Japanese property system

Most nations follow one of two main legal systems: Common Law (in the USA, Britain, Australia etc.) and Civil Law (in France, Germany, other European countries and also Japan).
In the 19th century, Japan based its Civil Code on the legal codes of France and Germany, both Civil Law systems.

Although it can be jointly owned, Civil Law systems regard property as indivisible in theory, so a transaction transfers ownership completely or not at all.
It makes no distinction between beneficial, legal or equitable titles, as does Common Law.
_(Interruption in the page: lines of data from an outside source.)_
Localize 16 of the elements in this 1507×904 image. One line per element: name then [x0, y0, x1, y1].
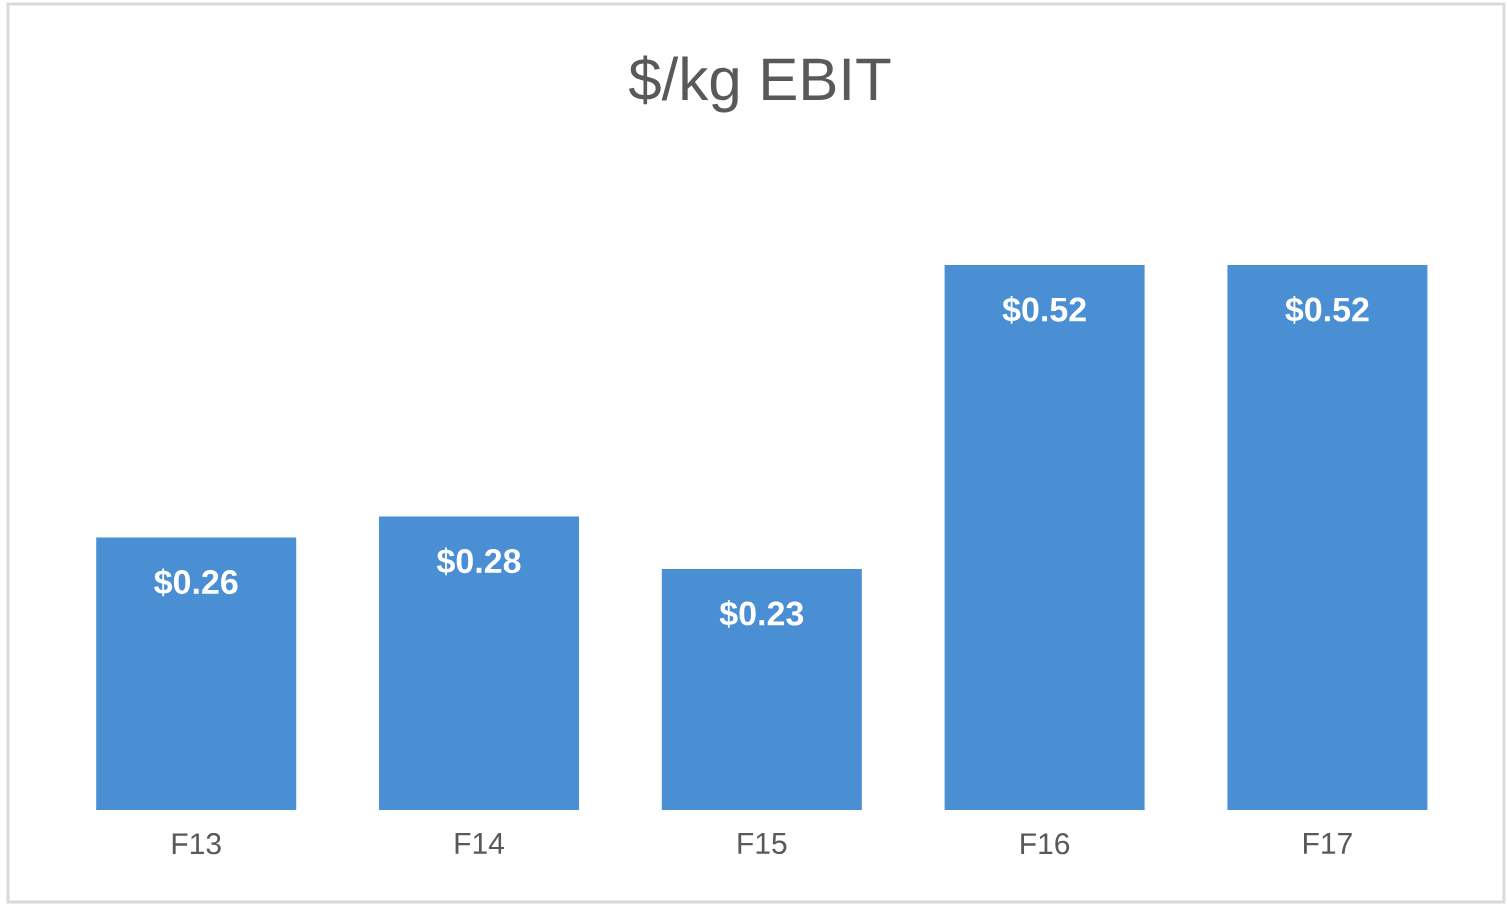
data-label: $0.23 [719, 599, 804, 628]
bar [1227, 264, 1428, 810]
x-tick-label: F16 [1021, 833, 1070, 855]
x-tick-label: F14 [455, 833, 504, 854]
bar [944, 264, 1145, 810]
data-label: $0.52 [1002, 296, 1086, 324]
data-label: $0.26 [154, 568, 238, 597]
x-tick-label: F17 [1304, 833, 1352, 854]
x-tick-label: F15 [738, 833, 787, 854]
data-label: $0.52 [1285, 296, 1369, 324]
bar [96, 537, 297, 810]
bar [661, 568, 862, 810]
x-tick-label: F13 [172, 833, 221, 855]
chart-title: $/kg EBIT [628, 55, 891, 113]
data-label: $0.28 [436, 547, 521, 576]
bar [379, 516, 580, 810]
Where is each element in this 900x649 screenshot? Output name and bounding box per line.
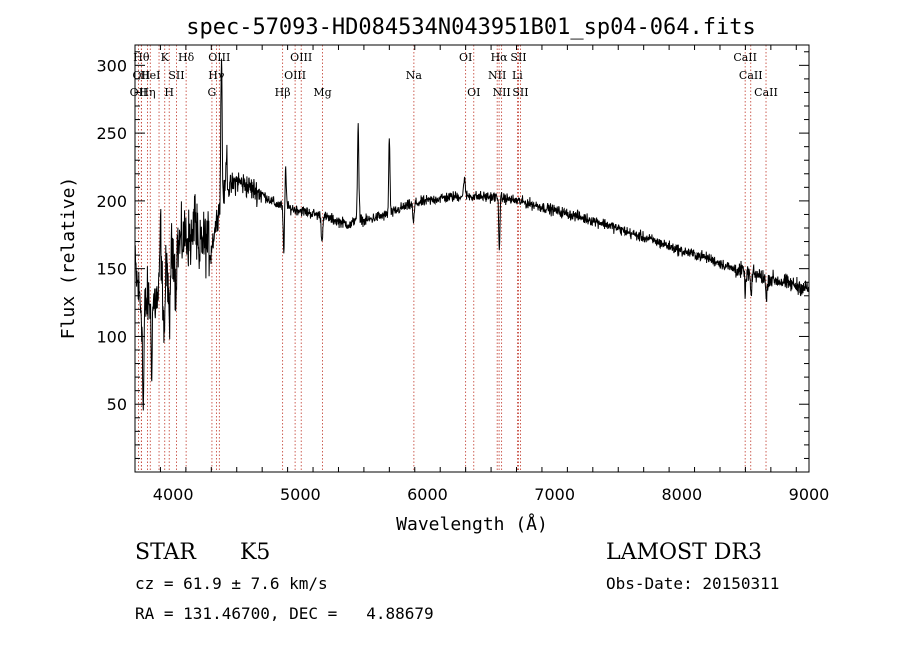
y-tick-label: 50 <box>107 395 127 414</box>
line-label: G <box>208 86 217 99</box>
chart-title: spec-57093-HD084534N043951B01_sp04-064.f… <box>186 15 756 40</box>
line-label: Na <box>406 69 423 82</box>
y-tick-label: 150 <box>96 260 127 279</box>
line-label: Hθ <box>133 51 150 64</box>
line-label: OI <box>467 86 480 99</box>
line-label: HeI <box>140 69 160 82</box>
y-tick-label: 100 <box>96 327 127 346</box>
x-tick-label: 8000 <box>661 485 702 504</box>
line-label: Hδ <box>178 51 195 64</box>
x-tick-label: 6000 <box>407 485 448 504</box>
line-label: CaII <box>754 86 778 99</box>
line-label: OIII <box>290 51 312 64</box>
redshift-readout: cz = 61.9 ± 7.6 km/s <box>135 574 328 593</box>
line-label: Hη <box>139 86 155 99</box>
spectral-line-markers <box>138 45 767 472</box>
line-label: Li <box>512 69 523 82</box>
observation-date: Obs-Date: 20150311 <box>606 574 780 593</box>
line-label: H <box>164 86 174 99</box>
plot-frame <box>134 44 810 473</box>
line-label: K <box>161 51 170 64</box>
line-label: OIII <box>284 69 306 82</box>
line-label: SII <box>168 69 184 82</box>
x-tick-label: 9000 <box>789 485 830 504</box>
line-label: NII <box>488 69 506 82</box>
line-label: SII <box>510 51 526 64</box>
line-label: Hβ <box>275 86 291 99</box>
line-label: NII <box>492 86 510 99</box>
line-label: OIII <box>208 51 230 64</box>
line-label: CaII <box>739 69 763 82</box>
spectral-line-labels: OIIHθOIIHηHeIKHSIIHδGHγOIIIHβOIIIOIIIMgN… <box>130 51 778 99</box>
object-class: STAR <box>135 540 196 565</box>
y-tick-label: 250 <box>96 124 127 143</box>
line-label: OI <box>459 51 472 64</box>
sky-coordinates: RA = 131.46700, DEC = 4.88679 <box>135 604 434 623</box>
spectrum-line <box>134 58 810 411</box>
y-axis: 50 100 150 200 250 300 <box>96 51 809 459</box>
line-label: SII <box>512 86 528 99</box>
object-subclass: K5 <box>240 540 271 565</box>
line-label: Mg <box>313 86 331 99</box>
y-tick-label: 200 <box>96 192 127 211</box>
x-tick-label: 5000 <box>280 485 321 504</box>
x-axis: 4000 5000 6000 7000 8000 9000 <box>134 45 830 504</box>
y-axis-label: Flux (relative) <box>58 177 79 340</box>
line-label: Hα <box>491 51 509 64</box>
survey-name: LAMOST DR3 <box>606 540 762 565</box>
line-label: CaII <box>733 51 757 64</box>
line-label: Hγ <box>208 69 225 82</box>
x-tick-label: 7000 <box>534 485 575 504</box>
x-axis-label: Wavelength (Å) <box>396 513 548 535</box>
y-tick-label: 300 <box>96 56 127 75</box>
x-tick-label: 4000 <box>153 485 194 504</box>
One analogy is that Civil Law treats property ownership as a box: whoever has the box, owns it. The owner can open the box and transfer the rights inside it to others, but still owns the box. In Common Law, property ownership is like a cake. You can keep the whole cake or divide it into slices. Each slice represents a part of the ownership of the property, as there is division of ownership, not just the transfer of rights.

The Japanese Civil Code bases property law on the principle of ownership. Article 29 of the Japanese Constitution includes the property rights of Japanese citizens:
1) the right to own property is inviolable;
2) property rights shall be defined by law, in conformity with the public welfare; and
3) private property may be taken for public use upon just compensation for this.
The Civil Code prohibits the creation of new real property rights not provided for in the law. The main property rights are ownership, possession, leases and usufruct. Accessory property rights include pledges, mortgages and easements.